Bringing the Tide Chart Back After a Storm
Three weeks ago the site went down for the better part of an afternoon, right in the middle of a Tuesday when I wasn't even near a computer. I found out from a message a regular sent asking if the pier had washed away. It hadn't — the hosting had a rough patch, and the site sat there loading nothing but a blank tab for a few hours. Not a disaster, but longer than I'd like anything to sit broken.
Once it was back up I spent an evening going through what actually happened, and it turned out to be a fairly boring cause — a caching layer that hadn't been checked in months quietly filled up and stopped serving pages properly. Nothing exciting, no drama, just an old setting that needed attention it hadn't had.
I added a simple check that runs every morning now and tells me if anything looks off before a player would ever notice. It's not clever, just a small script pinging the site and flagging anything slower than it should be. Small boats need small, steady maintenance more than big fixes.

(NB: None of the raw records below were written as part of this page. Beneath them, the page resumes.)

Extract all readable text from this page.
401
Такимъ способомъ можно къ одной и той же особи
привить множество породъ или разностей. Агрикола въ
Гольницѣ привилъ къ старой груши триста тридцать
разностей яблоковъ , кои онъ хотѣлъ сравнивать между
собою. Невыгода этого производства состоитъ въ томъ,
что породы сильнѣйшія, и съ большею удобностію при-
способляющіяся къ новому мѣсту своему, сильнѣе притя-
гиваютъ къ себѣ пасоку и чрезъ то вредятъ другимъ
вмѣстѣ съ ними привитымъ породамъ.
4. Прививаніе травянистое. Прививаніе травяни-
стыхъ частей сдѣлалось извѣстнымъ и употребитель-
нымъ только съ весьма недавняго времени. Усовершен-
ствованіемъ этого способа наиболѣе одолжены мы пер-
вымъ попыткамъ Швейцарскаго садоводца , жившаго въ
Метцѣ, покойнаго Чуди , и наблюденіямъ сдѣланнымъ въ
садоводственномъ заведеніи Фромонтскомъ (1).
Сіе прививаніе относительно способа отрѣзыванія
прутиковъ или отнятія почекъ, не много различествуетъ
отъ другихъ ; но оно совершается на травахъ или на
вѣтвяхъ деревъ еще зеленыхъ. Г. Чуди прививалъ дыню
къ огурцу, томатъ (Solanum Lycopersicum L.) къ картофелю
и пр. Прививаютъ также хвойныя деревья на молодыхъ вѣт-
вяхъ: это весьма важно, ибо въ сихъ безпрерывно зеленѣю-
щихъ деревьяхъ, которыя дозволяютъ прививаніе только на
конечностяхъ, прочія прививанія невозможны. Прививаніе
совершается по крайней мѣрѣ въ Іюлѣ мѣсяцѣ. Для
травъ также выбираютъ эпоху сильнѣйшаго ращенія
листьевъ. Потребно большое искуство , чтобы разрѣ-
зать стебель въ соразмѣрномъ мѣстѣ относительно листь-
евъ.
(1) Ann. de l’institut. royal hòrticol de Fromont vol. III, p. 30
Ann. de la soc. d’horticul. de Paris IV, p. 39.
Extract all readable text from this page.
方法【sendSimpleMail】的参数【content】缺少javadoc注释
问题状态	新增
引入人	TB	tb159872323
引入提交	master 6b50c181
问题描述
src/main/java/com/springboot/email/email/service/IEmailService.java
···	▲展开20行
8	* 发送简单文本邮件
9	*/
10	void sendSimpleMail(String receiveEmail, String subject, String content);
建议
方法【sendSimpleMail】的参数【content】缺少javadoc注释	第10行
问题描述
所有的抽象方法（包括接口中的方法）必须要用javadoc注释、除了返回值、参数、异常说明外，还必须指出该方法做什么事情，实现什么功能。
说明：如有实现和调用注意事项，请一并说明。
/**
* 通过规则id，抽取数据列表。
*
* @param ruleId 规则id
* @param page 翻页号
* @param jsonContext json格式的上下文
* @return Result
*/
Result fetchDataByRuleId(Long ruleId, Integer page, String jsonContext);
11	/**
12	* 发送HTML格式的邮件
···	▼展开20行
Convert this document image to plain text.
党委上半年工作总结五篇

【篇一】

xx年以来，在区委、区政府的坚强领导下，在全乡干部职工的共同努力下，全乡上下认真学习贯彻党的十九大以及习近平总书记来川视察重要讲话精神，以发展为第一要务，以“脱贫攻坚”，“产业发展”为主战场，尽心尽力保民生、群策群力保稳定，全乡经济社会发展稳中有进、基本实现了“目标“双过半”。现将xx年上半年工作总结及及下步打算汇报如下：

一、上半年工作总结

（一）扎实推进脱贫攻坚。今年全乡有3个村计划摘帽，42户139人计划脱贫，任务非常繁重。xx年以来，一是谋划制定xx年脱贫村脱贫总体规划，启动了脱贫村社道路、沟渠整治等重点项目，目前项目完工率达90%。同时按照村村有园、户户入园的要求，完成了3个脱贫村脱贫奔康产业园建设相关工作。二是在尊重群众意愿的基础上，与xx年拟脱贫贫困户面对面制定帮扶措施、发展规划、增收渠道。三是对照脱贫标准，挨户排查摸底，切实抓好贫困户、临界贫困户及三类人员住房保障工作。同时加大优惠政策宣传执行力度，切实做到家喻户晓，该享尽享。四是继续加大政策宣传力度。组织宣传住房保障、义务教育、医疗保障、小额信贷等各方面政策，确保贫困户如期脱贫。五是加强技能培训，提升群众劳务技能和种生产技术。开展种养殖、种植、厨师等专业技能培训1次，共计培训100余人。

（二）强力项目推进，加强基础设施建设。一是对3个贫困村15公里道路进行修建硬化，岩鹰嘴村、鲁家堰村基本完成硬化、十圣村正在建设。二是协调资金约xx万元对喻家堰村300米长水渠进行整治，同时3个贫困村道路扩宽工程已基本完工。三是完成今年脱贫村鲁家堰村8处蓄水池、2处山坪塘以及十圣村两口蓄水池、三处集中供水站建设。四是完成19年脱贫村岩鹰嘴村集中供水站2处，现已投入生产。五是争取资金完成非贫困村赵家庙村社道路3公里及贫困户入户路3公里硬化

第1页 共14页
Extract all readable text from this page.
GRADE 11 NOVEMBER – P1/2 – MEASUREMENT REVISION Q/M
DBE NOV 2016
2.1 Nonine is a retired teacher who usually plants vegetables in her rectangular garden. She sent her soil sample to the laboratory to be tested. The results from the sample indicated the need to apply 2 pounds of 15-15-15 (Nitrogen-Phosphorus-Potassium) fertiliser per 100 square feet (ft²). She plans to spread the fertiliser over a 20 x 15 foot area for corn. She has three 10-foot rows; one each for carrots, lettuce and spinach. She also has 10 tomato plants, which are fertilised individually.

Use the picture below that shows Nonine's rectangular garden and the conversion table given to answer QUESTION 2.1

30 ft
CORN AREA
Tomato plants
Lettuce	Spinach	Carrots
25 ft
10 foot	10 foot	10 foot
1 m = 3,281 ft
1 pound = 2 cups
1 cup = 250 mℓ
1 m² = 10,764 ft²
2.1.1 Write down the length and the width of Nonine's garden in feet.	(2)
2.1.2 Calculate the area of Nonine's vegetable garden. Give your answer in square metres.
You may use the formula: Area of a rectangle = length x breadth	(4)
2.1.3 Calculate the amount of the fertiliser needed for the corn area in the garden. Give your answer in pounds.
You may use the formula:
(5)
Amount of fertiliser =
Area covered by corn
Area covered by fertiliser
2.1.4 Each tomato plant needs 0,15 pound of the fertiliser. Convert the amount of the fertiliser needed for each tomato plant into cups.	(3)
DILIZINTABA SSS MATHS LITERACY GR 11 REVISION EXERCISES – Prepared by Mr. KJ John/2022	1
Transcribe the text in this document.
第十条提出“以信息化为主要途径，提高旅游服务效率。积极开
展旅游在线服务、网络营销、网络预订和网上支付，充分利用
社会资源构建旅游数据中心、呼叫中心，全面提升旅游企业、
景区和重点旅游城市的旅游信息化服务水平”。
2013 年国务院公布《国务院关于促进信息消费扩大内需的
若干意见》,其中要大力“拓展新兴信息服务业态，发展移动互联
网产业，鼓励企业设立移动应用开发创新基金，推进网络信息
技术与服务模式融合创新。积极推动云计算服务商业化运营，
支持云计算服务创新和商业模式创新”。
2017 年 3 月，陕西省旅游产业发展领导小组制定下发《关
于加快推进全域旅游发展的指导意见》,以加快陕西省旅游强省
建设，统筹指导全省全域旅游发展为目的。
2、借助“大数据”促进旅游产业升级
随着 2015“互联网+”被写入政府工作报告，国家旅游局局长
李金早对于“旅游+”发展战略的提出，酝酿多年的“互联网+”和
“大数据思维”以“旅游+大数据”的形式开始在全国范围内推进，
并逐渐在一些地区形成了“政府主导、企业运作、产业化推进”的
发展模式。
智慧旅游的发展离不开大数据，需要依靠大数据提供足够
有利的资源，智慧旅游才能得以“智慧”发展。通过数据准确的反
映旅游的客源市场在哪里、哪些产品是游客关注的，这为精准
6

What stuck with me afterwards wasn't the downtime itself but how quickly someone noticed and said something. Running a site alone means you don't always catch problems first, so a message like that matters more than it probably should. I wrote back, fixed it, and felt oddly grateful for the nudge.
Since then I've kept a closer eye on the parts of the site that don't get much attention — the bits underneath the games rather than the games themselves. It's less fun than naming a new reel game, but it's the part that keeps the harbour open when nobody's looking.